Unlike most Hall of Fame institutions, there's no voting process for the WWE Hall of Fame. Inductees are chosen arbitrarily, with WWE chairman and CEO Vince McMahon having final say.

Case in point: Wrestling legends such as Bruno Sammartino and the late Randy "Macho Man" Savage -- who both had been on the outs with McMahon for years -- were not inducted until 2013 and 2014, respectively, while performers much lower on the card such as Johnny Rodz, Baron Mikel Scicluna and Koko B.Ware went in before them.

So any debate about whether certain wrestlers should be in the WWE Hall of Fame is actually futile because the bar has been set so low. A more pertinent question is whether Goldberg is deserving of consideration for The Wrestling Observer Hall of Fame, which is widely regarded as the most credible pro wrestling Hall of Fame. 

Voters for The Wrestling Observer Hall of Fame are composed of major wrestling stars, past and present, major management figures in the industry, and writers and historians. Candidates must receive 60 percent of the vote in their specific category for inclusion. 

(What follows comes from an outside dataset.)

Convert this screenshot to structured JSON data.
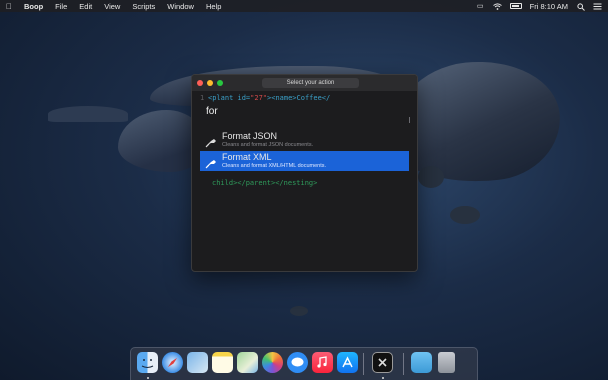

In the email that The Wrestling Observer's Dave Meltzer sends out to voters (I am one of them), he states: "The criteria for the Hall of Fame is a combination of drawing power, being a great in-ring performer or excelling in ones field in pro wrestling, as well as having historical significance in a positive manner.  A candidate should either have something to offer in all three categories, or be someone so outstanding in one or two of those categories that they deserve inclusion.

" … Longevity should be a prime consideration rather than a hot two- or three-year run, unless someone is so significant as a trend-setter or a historical figure in the business, or valuable to the industry, that they need to be included."

Not only is Goldberg not in The Wrestling Observer Hall of Fame, but he didn't even make it on the ballot until 2017. He received 30 percent of the vote.

I did not vote for him for several reasons. Goldberg obviously falls short when it comes to longevity, and he was limited as far as in-ring ability. He was a big draw in 1998, but his drawing power already started to wane in 1999. 

Because he was on top during a boom period, Goldberg is certainly a big name among wrestling fans, but I don't think simply being famous is enough to get someone into a Hall of Fame. Not a legitimate one, at least.

Goldberg was referred to as "Da Man" during his heyday, but he was actually more myth than man. In other words, he's perfect for the WWE Hall of Fame.